In another case from 2018, a not-yet-identified USCG-ALJ judge issued a settlement agreement to a USCG-credentialed mariner who was convicted of sex crimes by the 184th District Court of Harris County, Texas. The conviction required the mariner to register as a sex offender under Texas’ statewide “Sex Offender Registry.” However, despite the known danger this mariner posed to residents of the state of Texas and to other mariners, the USCG-ALJ judge issued a settlement agreement to the mariner that created a path for him to obtain his unlimited tonnage merchant mariner’s license.

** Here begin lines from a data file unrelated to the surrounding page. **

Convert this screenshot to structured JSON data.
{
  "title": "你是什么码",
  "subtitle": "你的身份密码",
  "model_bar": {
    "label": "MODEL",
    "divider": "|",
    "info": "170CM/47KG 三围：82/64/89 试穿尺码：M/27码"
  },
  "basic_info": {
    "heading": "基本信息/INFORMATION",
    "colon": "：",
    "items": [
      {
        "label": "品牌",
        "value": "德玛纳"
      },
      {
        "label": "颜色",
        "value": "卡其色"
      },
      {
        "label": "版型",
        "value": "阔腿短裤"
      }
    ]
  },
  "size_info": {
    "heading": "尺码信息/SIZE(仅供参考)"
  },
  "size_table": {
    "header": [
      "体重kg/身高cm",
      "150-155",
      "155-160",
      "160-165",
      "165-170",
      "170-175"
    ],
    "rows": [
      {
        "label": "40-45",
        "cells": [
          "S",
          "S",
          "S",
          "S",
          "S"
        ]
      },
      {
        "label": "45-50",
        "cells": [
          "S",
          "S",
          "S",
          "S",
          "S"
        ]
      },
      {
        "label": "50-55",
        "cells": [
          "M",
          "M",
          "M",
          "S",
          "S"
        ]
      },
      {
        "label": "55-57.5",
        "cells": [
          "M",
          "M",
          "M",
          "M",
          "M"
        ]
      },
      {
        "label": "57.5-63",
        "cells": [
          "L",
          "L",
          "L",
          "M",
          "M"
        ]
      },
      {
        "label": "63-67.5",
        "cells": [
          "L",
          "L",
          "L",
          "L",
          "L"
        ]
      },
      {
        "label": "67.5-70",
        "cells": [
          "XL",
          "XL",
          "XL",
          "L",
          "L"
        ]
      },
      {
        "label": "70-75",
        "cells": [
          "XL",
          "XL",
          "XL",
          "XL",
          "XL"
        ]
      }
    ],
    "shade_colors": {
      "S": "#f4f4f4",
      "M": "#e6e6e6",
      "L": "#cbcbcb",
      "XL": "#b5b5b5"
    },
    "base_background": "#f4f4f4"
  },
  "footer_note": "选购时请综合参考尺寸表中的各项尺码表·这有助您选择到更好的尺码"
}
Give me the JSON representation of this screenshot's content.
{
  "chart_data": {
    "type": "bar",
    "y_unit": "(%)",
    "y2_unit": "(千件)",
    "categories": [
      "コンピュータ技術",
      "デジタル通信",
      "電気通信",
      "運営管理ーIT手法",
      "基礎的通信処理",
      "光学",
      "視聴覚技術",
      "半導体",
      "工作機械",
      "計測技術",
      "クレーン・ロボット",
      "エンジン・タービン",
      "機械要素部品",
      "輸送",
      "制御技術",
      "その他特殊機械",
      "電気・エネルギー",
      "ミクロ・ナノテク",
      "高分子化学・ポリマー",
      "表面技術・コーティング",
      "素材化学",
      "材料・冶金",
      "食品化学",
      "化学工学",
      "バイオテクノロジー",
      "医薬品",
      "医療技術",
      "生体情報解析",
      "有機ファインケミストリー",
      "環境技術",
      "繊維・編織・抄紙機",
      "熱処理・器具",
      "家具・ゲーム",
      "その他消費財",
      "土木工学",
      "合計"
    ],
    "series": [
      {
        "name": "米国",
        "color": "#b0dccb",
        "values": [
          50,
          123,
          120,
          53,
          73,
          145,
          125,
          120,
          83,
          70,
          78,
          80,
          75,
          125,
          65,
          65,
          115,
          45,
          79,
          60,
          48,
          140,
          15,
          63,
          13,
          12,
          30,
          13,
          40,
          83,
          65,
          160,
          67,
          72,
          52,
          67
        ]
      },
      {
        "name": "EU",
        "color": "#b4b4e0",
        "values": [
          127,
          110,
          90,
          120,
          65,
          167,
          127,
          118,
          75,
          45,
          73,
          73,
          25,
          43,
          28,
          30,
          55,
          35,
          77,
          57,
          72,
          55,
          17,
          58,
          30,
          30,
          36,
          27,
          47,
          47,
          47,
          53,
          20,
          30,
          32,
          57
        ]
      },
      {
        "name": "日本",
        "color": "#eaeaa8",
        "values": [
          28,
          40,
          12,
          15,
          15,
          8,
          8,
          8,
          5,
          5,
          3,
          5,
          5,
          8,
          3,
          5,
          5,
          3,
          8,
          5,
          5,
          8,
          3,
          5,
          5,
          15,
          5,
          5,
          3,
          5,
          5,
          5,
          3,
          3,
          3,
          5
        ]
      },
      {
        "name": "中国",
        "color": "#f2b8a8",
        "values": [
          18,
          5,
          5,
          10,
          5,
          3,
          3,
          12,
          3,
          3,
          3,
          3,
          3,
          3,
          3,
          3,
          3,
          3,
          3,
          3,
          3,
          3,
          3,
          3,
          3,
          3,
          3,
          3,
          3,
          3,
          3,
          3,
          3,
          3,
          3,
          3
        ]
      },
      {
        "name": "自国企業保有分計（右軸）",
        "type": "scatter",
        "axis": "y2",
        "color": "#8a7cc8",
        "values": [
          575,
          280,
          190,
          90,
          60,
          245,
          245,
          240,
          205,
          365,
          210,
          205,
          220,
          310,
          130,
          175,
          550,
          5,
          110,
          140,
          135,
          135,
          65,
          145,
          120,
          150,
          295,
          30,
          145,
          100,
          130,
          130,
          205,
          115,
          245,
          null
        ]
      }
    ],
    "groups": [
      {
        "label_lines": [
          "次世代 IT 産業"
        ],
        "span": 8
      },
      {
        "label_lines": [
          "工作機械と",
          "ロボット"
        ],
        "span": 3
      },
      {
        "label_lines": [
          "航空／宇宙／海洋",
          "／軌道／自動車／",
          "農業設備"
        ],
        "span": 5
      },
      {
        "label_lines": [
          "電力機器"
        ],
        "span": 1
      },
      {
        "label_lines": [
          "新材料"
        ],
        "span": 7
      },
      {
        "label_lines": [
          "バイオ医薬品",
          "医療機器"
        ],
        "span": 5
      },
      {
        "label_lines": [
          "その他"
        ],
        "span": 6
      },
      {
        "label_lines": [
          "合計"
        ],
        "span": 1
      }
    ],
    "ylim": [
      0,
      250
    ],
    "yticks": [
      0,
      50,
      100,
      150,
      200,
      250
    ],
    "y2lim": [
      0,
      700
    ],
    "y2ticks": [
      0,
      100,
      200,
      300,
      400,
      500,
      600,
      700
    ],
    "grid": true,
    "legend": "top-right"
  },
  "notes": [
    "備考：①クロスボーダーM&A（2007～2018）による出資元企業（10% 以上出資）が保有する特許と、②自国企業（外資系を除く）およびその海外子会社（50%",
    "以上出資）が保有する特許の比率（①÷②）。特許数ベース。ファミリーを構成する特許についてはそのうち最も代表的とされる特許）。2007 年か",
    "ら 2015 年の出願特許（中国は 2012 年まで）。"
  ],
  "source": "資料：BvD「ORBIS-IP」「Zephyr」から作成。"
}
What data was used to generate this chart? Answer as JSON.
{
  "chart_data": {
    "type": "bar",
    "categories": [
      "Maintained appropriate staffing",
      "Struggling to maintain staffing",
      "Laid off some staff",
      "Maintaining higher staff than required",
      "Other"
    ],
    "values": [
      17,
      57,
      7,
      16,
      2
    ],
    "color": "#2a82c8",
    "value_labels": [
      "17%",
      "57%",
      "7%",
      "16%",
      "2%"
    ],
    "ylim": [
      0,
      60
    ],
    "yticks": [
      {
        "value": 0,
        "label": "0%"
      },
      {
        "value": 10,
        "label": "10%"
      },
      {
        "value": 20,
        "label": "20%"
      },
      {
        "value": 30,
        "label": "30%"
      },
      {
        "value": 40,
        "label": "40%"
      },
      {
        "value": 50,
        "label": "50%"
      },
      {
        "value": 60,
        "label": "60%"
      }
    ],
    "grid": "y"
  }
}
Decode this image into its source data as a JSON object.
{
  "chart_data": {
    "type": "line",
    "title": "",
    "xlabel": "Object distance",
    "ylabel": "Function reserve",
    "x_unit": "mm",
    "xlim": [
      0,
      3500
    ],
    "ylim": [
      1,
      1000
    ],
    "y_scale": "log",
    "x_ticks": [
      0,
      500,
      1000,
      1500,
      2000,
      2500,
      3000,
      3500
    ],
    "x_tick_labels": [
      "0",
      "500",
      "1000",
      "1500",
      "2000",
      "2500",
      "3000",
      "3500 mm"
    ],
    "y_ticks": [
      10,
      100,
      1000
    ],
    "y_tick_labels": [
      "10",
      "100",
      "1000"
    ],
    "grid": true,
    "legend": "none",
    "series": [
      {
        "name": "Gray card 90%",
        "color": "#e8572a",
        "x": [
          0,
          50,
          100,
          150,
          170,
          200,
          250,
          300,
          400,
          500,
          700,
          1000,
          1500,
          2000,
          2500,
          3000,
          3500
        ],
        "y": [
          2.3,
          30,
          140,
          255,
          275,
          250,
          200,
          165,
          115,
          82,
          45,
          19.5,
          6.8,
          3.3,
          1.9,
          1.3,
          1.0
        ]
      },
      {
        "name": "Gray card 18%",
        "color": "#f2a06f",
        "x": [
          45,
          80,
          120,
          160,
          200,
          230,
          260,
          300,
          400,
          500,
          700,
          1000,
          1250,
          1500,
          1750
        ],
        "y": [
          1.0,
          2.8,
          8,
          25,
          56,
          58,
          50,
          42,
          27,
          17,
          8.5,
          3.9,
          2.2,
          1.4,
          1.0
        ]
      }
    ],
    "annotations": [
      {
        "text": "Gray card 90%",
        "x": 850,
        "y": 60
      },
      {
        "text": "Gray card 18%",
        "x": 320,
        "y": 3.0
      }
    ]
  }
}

The existence of the settlement agreement was never disclosed to the public as required by the Administrative Procedures Act.
Unfortunately, these 3 examples constitute only a small glimpse of a deeply disturbing pattern of leniency given to USCG-credentialed mariners who have been found to have engaged in sexual misconduct by Walter Brudzinski and his fellow USCG-ALJ judges.
Most troubling to MLAA is the pattern of secrecy surrounding the USCG’s enforcement of laws and regulations against sexual misconduct committed by USCG-credentialed mariners. The secrecy and lack of transparency on the part of the USCG has prevented other USCG-credentialed mariners from knowing whether or not they are trapped on a ship with a sexual predator and has prevented mariners from knowing whether or not they are at a heightened risk of sexual assault at sea.
Before MLAA began its investigation of the Coast Guard via the FOIA in 2020, the public had no knowledge of any of these cited cases, nor any knowledge of the many other cases MLAA has written about wherein the USCG gave extraordinarily lenient punishments to USCG-credentialed mariners who the USCG knew were sexual predators.
Through its lawsuit against the Coast Guard, MLAA seeks to pierce the veil of administrative secrecy that surrounds these important issues, open USCG action to the light of public scrutiny, and eventually make the maritime workplace safer for hundreds of thousands of Americans.
MLAA is represented in the lawsuit by Attorney J. Ryan Melogy of New York firm Maritime Legal Solutions, PLLC. In addition to representing MLAA in its lawsuit against the Coast Guard, Melogy is also representing MLAA in a lawsuit against the U.S. Maritime Administration. Melogy also represents numerous victims of maritime industry sexual harassment and sexual assault in civil actions against shipping companies and in the victims’ related criminal and administrative proceedings against the perpetrators of the crimes and sexual misconduct.